Al-Ahram
Hebdo : La décision de votre parti de boycotter les prochaines
élections présidentielles a été critiquée par certains. Ils
affirment que c'est une attitude passive. Qu'en pensez-vous
?
Réfaat Al-Saïd
: Nous n’allons pas boycotter les élections. Nous avons simplement
décidé de ne pas désigner un candidat, c’est notre droit.
Aucune loi ne nous oblige à participer à des élections qu’on
juge peu sérieuses.
— Pourquoi
pensez-vous que ces élections seront peu sérieuses ?
— Il y a d’abord
la réforme de l’article 76 de la Constitution qui a posé beaucoup
d’obstacles aux candidats indépendants. Il y a également la
question du contrôle judiciaire : sur les 54 000 bureaux,
seuls 12 000 seront supervisés par des juges, les autres seront
confiés à des fonctionnaires dépendant du pouvoir exécutif.
Nous avons réussi à imposer le contrôle judiciaire des élections
législatives, alors que pour les présidentielles, qui sont
de loin plus importantes, les bureaux seront placés sous la
responsabilité de fonctionnaires. Ensuite pour faire campagne,
on a besoin d’un candidat « superman » capable de sillonner
inlassablement le pays pour présenter notre programme aux
citoyens durant les 19 jours fixés pour la campagne électorale.
Disons que la bataille est inégale. Si nous ne désignons plus
de candidat, c’est parce qu’on se respecte.
— Que pensez-vous
du comité électoral présidentiel chargé de veiller à l’application
de la loi lors des élections présidentielles ?
— Ce comité a
été humilié dès le premier jour. Selon le texte modifié de
la Constitution, c’est ce dernier qui est chargé de fixer
toutes les dates relatives au processus électoral. Or, on
a vu un dirigeant du parti au pouvoir annoncer la date d’ouverture
des candidatures, et un autre haut responsable annoncer celle
de la tenue des élections. L’affaire n’est pas prise au sérieux.
— D’après
vous, quel impact aura votre décision de ne pas participer
aux élections présidentielles sur la popularité de votre parti
?
— L’impact sera
positif, dans la mesure où tout le monde est convaincu que
la réforme constitutionnelle a été avortée par les conditions
contraignantes prévues par l’article 76. Le temps dira si
ces élections se solderont par un succès, mais on sait d’emblée
qu’il s’agira d’un spectacle antipathique où il nous a été
destiné de jouer les comparses.
— Votre décision
de ne pas présenter de candidats a-t-elle été prise en concertation
avec les autres partis de l’opposition ?
— Nous avons
discuté avec nos camarades des partis Al-Wafd et Nassérien,
ils se sont montrés compréhensifs.

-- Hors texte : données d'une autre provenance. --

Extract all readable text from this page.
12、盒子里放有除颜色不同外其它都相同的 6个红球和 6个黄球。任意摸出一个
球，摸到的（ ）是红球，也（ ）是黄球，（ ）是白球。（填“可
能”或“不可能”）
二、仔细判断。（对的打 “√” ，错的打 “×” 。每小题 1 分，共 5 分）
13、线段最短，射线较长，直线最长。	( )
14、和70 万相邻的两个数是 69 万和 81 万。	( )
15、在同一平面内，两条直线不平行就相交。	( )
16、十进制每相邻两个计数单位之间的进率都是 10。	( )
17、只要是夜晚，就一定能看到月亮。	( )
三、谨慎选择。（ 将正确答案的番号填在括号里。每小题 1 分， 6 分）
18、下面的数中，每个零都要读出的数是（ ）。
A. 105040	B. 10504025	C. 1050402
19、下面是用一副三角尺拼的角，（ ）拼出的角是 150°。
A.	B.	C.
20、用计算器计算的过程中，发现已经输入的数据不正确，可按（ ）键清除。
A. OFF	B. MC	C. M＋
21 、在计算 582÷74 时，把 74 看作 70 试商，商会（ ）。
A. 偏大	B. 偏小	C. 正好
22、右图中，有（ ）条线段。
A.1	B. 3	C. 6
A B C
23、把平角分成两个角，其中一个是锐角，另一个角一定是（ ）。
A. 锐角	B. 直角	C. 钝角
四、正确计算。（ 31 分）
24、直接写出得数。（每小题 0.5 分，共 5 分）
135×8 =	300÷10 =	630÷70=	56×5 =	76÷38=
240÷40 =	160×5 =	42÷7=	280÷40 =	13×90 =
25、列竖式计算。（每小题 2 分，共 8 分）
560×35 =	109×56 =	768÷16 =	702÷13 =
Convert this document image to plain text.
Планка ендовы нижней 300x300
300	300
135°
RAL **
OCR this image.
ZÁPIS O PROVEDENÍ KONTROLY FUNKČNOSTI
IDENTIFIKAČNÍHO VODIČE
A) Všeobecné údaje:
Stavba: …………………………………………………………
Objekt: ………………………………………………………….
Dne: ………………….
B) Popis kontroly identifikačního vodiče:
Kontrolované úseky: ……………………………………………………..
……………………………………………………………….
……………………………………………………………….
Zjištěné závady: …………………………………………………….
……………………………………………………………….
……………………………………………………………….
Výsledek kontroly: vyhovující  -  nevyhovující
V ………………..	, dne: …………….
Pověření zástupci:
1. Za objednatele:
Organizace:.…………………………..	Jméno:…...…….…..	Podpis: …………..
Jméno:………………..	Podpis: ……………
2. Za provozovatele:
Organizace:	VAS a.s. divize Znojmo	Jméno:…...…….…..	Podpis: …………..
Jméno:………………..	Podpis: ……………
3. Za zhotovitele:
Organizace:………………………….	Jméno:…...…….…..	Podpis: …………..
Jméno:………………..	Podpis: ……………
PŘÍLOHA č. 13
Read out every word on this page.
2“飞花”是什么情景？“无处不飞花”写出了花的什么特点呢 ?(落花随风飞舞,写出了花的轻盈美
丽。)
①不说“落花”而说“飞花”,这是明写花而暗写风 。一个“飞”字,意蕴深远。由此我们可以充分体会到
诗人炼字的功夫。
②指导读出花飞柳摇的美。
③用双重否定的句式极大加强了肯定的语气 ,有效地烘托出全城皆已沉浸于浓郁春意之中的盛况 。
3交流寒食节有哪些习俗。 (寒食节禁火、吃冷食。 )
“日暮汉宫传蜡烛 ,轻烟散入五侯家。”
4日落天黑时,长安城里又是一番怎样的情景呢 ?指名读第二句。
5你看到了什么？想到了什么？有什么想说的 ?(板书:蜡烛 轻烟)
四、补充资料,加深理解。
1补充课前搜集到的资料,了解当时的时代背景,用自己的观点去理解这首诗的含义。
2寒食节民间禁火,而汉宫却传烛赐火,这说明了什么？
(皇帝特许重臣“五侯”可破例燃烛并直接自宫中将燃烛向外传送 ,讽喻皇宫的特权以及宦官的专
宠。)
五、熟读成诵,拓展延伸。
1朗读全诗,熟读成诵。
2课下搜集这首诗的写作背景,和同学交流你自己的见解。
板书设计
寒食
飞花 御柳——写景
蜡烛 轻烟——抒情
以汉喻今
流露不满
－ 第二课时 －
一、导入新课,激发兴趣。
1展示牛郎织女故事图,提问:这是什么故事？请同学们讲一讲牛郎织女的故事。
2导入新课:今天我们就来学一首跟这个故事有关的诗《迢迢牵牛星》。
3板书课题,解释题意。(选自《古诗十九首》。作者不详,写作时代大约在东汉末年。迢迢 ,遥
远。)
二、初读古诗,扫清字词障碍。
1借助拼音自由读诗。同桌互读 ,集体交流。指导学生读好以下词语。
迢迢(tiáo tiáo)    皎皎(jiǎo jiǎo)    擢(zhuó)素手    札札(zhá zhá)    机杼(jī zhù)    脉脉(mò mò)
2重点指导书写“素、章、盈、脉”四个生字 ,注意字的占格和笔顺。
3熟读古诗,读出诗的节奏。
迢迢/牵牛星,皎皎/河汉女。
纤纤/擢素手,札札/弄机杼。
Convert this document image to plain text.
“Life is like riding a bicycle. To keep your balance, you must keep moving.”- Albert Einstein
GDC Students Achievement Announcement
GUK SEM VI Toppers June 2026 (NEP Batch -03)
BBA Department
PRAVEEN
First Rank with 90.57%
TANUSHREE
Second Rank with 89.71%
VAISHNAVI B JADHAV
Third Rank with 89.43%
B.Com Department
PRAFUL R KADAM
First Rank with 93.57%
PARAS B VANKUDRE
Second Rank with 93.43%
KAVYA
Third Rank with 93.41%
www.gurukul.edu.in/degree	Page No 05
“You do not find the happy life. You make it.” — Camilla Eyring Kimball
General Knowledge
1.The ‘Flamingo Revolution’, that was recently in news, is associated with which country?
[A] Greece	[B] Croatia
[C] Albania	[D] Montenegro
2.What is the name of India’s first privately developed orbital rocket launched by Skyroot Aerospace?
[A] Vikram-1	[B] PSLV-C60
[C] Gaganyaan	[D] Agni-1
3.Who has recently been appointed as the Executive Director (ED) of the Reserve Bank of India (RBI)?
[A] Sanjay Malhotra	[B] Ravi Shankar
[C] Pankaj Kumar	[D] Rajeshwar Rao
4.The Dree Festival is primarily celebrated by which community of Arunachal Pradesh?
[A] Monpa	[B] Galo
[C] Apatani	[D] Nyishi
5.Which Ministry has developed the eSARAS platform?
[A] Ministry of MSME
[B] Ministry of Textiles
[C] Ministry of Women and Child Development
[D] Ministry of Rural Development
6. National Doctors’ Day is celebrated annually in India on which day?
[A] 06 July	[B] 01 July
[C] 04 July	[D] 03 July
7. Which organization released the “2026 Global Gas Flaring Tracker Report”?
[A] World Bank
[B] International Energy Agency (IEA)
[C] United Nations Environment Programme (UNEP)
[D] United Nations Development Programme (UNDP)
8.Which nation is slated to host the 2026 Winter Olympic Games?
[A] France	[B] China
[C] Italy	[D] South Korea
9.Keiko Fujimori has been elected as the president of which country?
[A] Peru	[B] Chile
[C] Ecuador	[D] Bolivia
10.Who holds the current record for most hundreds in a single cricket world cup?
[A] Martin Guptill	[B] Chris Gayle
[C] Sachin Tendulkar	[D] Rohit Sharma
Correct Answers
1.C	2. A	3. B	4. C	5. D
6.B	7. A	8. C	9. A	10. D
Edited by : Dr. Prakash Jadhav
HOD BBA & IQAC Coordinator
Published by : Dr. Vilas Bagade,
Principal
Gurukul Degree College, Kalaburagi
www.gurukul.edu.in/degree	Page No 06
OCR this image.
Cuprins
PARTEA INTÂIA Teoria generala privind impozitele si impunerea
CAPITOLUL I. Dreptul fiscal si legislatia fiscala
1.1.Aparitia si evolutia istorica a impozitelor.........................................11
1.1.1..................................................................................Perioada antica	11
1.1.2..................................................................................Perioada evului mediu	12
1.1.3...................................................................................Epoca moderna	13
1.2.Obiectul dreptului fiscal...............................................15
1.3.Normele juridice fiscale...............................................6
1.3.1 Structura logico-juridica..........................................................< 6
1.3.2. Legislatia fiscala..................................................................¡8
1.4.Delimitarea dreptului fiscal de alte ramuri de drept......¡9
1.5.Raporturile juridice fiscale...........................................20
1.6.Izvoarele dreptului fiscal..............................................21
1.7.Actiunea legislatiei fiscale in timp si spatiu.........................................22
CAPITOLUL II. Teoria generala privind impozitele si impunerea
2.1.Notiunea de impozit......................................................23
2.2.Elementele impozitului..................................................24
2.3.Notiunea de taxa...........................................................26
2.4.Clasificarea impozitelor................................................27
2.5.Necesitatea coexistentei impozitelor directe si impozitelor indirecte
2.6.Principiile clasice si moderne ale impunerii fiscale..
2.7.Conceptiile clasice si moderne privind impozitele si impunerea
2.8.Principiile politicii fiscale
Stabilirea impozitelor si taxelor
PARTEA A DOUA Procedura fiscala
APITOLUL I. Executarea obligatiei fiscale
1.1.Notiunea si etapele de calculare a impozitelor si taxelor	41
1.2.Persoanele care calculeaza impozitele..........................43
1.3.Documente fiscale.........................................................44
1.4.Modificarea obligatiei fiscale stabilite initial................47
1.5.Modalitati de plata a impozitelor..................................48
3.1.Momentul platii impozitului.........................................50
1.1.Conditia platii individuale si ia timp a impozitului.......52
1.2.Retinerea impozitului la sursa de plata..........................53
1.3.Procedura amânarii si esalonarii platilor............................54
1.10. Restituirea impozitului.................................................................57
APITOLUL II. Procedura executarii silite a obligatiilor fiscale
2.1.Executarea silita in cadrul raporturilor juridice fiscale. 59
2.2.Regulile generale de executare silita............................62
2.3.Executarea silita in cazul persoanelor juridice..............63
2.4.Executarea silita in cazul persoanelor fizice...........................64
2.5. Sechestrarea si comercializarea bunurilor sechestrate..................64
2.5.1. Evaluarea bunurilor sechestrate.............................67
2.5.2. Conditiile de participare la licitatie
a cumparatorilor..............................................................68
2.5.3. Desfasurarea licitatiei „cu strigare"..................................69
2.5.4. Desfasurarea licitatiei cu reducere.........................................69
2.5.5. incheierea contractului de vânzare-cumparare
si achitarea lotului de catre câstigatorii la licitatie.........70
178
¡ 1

Nous attendons leur décision
à cet égard sans toutefois faire de pression. Ce genre de
décision dépend des calculs de chaque parti et de son empressement
à annoncer sa position.
— Comment
jugez-vous les « petits » partis qui, malgré tout, ont décidé
de participer aux prochaines présidentielles ?
— C’est leur
droit. Je pense aussi qu’ils ont été tentés par les 500 000
livres (versées à chaque candidat).
— Votre boycott
des élections présidentielles s’étendra-t-il aux élections
législatives prévues en novembre ?
— Non. Lors des
législatives nous allons faire le maximum pour réaliser les
meilleurs résultats possibles. Les conditions sont différentes.
Aux présidentielles on est en situation de concurrence avec
le chef de l’Etat, la bataille est donc disproportionnée,
tandis qu’aux législatives nos adversaires sont des citoyens
ordinaires. En outre, aux législatives, le contrôle judiciaire
est garanti et nous disposons d’une période suffisante pour
mener notre campagne, ce qui n’est pas le cas des présidentielles.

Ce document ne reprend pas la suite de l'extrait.